Cell strains and plant material
Suspension cultures of Vitis rupestris (Seibicke et al., 2002),
and a transgenic cell line of V. vinifera ‘Chardonnay’,
expressing the fluorescent actin marker GFP-AtFABD2 (Akaberi et
al., 2018), were cultivated in liquid medium containing 4.3
g.L-1 Murashige and Skoog salts
(Duchefa, Haarlem, The Netherlands), 30 gL-1 sucrose,
200 mg.L-1KH2PO4, 100
mg.L-1 inositol, 1
mg.L-1 thiamine, and 0.2
mg.L-1 2,4-dichlorophenoxy-acetic
acid (2,4-D), pH 5.8. The cells were subcultured weekly, inoculating 6
ml of stationary cells into 30 ml of fresh medium in 100 ml Erlenmeyer
flasks and incubated at 27°C in the dark at 150 rpm on a horizontal
shaker (KS250 basic, IKA Labortechnik, Staufen, Germany). For
cultivation of the transgenic actin marker line, the medium was
supplemented with kanamycin (50
mg.L-1). Since aluminium readily
partitions into inactive complexes at neutral pH, especially in complex
media, the complex MS medium was replaced by a acidified (pH 4.5)

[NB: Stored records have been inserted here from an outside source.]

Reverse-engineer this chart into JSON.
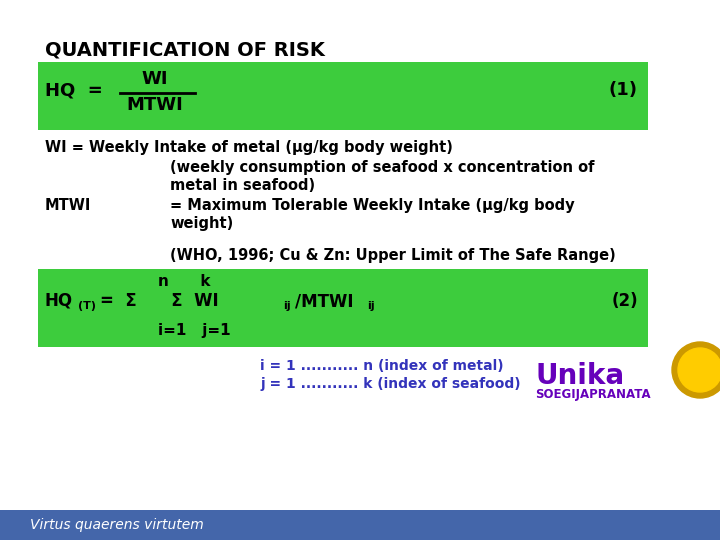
{
  "title": "QUANTIFICATION OF RISK",
  "bg_color": "#ffffff",
  "green_color": "#3dcc3d",
  "footer_color": "#4466aa",
  "footer_text": "Virtus quaerens virtutem",
  "index_line1": "i = 1 ........... n (index of metal)",
  "index_line2": "j = 1 ........... k (index of seafood)",
  "index_color": "#3333bb",
  "unika_color": "#6600bb"
}
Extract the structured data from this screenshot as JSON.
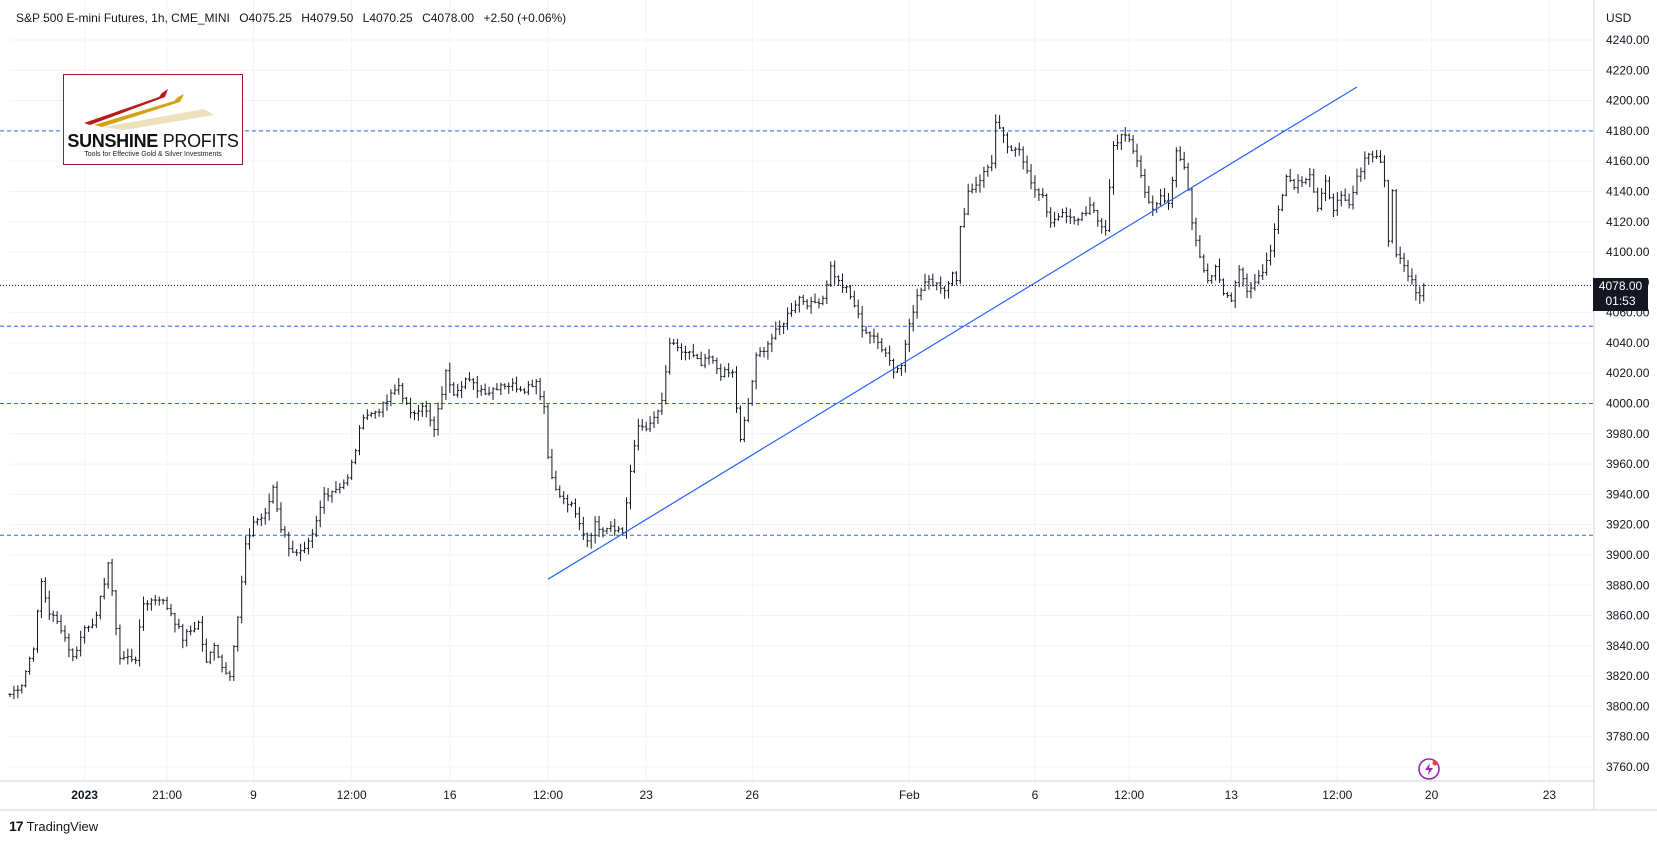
{
  "header": {
    "symbol": "S&P 500 E-mini Futures, 1h, CME_MINI",
    "open": "O4075.25",
    "high": "H4079.50",
    "low": "L4070.25",
    "close": "C4078.00",
    "change": "+2.50 (+0.06%)"
  },
  "logo": {
    "brand_bold": "SUNSHINE",
    "brand_thin": "PROFITS",
    "tagline": "Tools for Effective Gold & Silver Investments"
  },
  "footer": {
    "brand": "TradingView",
    "brand_mark": "17"
  },
  "current_price": {
    "value": "4078.00",
    "countdown": "01:53"
  },
  "chart_data": {
    "type": "bar",
    "subtype": "ohlc",
    "currency": "USD",
    "y_axis": {
      "min": 3750,
      "max": 4250,
      "ticks": [
        3760,
        3780,
        3800,
        3820,
        3840,
        3860,
        3880,
        3900,
        3920,
        3940,
        3960,
        3980,
        4000,
        4020,
        4040,
        4060,
        4080,
        4100,
        4120,
        4140,
        4160,
        4180,
        4200,
        4220,
        4240
      ]
    },
    "x_ticks": [
      {
        "label": "2023",
        "bar": 19,
        "bold": true
      },
      {
        "label": "21:00",
        "bar": 40
      },
      {
        "label": "9",
        "bar": 62
      },
      {
        "label": "12:00",
        "bar": 87
      },
      {
        "label": "16",
        "bar": 112
      },
      {
        "label": "12:00",
        "bar": 137
      },
      {
        "label": "23",
        "bar": 162
      },
      {
        "label": "26",
        "bar": 189
      },
      {
        "label": "Feb",
        "bar": 229
      },
      {
        "label": "6",
        "bar": 261
      },
      {
        "label": "12:00",
        "bar": 285
      },
      {
        "label": "13",
        "bar": 311
      },
      {
        "label": "12:00",
        "bar": 338
      },
      {
        "label": "20",
        "bar": 362
      },
      {
        "label": "23",
        "bar": 392
      }
    ],
    "bars_total": 400,
    "key_points": [
      [
        0,
        3808
      ],
      [
        3,
        3815
      ],
      [
        6,
        3840
      ],
      [
        8,
        3882
      ],
      [
        10,
        3862
      ],
      [
        13,
        3852
      ],
      [
        16,
        3832
      ],
      [
        19,
        3852
      ],
      [
        22,
        3858
      ],
      [
        25,
        3895
      ],
      [
        28,
        3832
      ],
      [
        32,
        3832
      ],
      [
        34,
        3868
      ],
      [
        38,
        3872
      ],
      [
        41,
        3862
      ],
      [
        44,
        3845
      ],
      [
        48,
        3855
      ],
      [
        50,
        3828
      ],
      [
        52,
        3842
      ],
      [
        54,
        3826
      ],
      [
        56,
        3822
      ],
      [
        58,
        3858
      ],
      [
        60,
        3905
      ],
      [
        62,
        3922
      ],
      [
        65,
        3926
      ],
      [
        67,
        3945
      ],
      [
        69,
        3918
      ],
      [
        71,
        3906
      ],
      [
        73,
        3900
      ],
      [
        75,
        3902
      ],
      [
        77,
        3912
      ],
      [
        80,
        3940
      ],
      [
        83,
        3944
      ],
      [
        86,
        3950
      ],
      [
        88,
        3970
      ],
      [
        90,
        3993
      ],
      [
        92,
        3993
      ],
      [
        95,
        3998
      ],
      [
        97,
        4005
      ],
      [
        99,
        4012
      ],
      [
        102,
        3992
      ],
      [
        105,
        4000
      ],
      [
        108,
        3982
      ],
      [
        111,
        4020
      ],
      [
        113,
        4008
      ],
      [
        116,
        4016
      ],
      [
        119,
        4010
      ],
      [
        122,
        4008
      ],
      [
        125,
        4013
      ],
      [
        128,
        4012
      ],
      [
        131,
        4010
      ],
      [
        134,
        4015
      ],
      [
        136,
        3998
      ],
      [
        137,
        3965
      ],
      [
        139,
        3942
      ],
      [
        141,
        3936
      ],
      [
        143,
        3932
      ],
      [
        145,
        3920
      ],
      [
        147,
        3910
      ],
      [
        149,
        3920
      ],
      [
        151,
        3918
      ],
      [
        153,
        3920
      ],
      [
        156,
        3915
      ],
      [
        158,
        3955
      ],
      [
        160,
        3985
      ],
      [
        163,
        3985
      ],
      [
        166,
        4000
      ],
      [
        168,
        4040
      ],
      [
        170,
        4035
      ],
      [
        173,
        4033
      ],
      [
        176,
        4025
      ],
      [
        178,
        4030
      ],
      [
        181,
        4020
      ],
      [
        184,
        4020
      ],
      [
        186,
        3975
      ],
      [
        188,
        4000
      ],
      [
        190,
        4030
      ],
      [
        193,
        4040
      ],
      [
        196,
        4050
      ],
      [
        199,
        4063
      ],
      [
        201,
        4070
      ],
      [
        204,
        4065
      ],
      [
        207,
        4070
      ],
      [
        209,
        4090
      ],
      [
        211,
        4080
      ],
      [
        213,
        4075
      ],
      [
        215,
        4065
      ],
      [
        217,
        4050
      ],
      [
        219,
        4045
      ],
      [
        221,
        4040
      ],
      [
        223,
        4035
      ],
      [
        225,
        4022
      ],
      [
        227,
        4025
      ],
      [
        229,
        4055
      ],
      [
        231,
        4070
      ],
      [
        233,
        4080
      ],
      [
        236,
        4080
      ],
      [
        238,
        4075
      ],
      [
        240,
        4088
      ],
      [
        241,
        4080
      ],
      [
        242,
        4115
      ],
      [
        244,
        4140
      ],
      [
        246,
        4145
      ],
      [
        248,
        4152
      ],
      [
        250,
        4160
      ],
      [
        251,
        4185
      ],
      [
        253,
        4175
      ],
      [
        255,
        4165
      ],
      [
        257,
        4168
      ],
      [
        259,
        4155
      ],
      [
        261,
        4140
      ],
      [
        263,
        4135
      ],
      [
        265,
        4120
      ],
      [
        267,
        4125
      ],
      [
        269,
        4123
      ],
      [
        271,
        4120
      ],
      [
        273,
        4125
      ],
      [
        275,
        4130
      ],
      [
        277,
        4120
      ],
      [
        279,
        4115
      ],
      [
        281,
        4170
      ],
      [
        283,
        4178
      ],
      [
        285,
        4173
      ],
      [
        287,
        4160
      ],
      [
        289,
        4140
      ],
      [
        291,
        4130
      ],
      [
        293,
        4135
      ],
      [
        295,
        4130
      ],
      [
        297,
        4165
      ],
      [
        299,
        4158
      ],
      [
        301,
        4120
      ],
      [
        303,
        4098
      ],
      [
        305,
        4082
      ],
      [
        307,
        4088
      ],
      [
        309,
        4072
      ],
      [
        311,
        4070
      ],
      [
        313,
        4090
      ],
      [
        315,
        4075
      ],
      [
        317,
        4080
      ],
      [
        319,
        4088
      ],
      [
        321,
        4100
      ],
      [
        323,
        4130
      ],
      [
        325,
        4150
      ],
      [
        327,
        4145
      ],
      [
        329,
        4148
      ],
      [
        331,
        4152
      ],
      [
        333,
        4128
      ],
      [
        335,
        4145
      ],
      [
        337,
        4130
      ],
      [
        339,
        4135
      ],
      [
        341,
        4130
      ],
      [
        343,
        4148
      ],
      [
        345,
        4163
      ],
      [
        347,
        4165
      ],
      [
        349,
        4160
      ],
      [
        350,
        4148
      ],
      [
        351,
        4105
      ],
      [
        352,
        4140
      ],
      [
        353,
        4100
      ],
      [
        355,
        4090
      ],
      [
        357,
        4083
      ],
      [
        358,
        4075
      ],
      [
        359,
        4072
      ],
      [
        360,
        4078
      ]
    ],
    "horizontal_lines": [
      4180,
      4051,
      4000,
      3913
    ],
    "trendline": {
      "from": [
        137,
        3884
      ],
      "to": [
        343,
        4209
      ]
    },
    "last_price": 4078.0
  }
}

sucrose solution complemented with 3 mM CaCl2 (Ikegawa
et al. , 2000).
The Vitis vinifera ssp. sylvestris genotype ‘Hö29’, and
the V. vinifera ssp. vinifera variety ‘Augster Weiss’ were
cultivated and collected from the grapevine germplasm collection of the
Botanical Garden of the Karlsruhe Institute of Technology.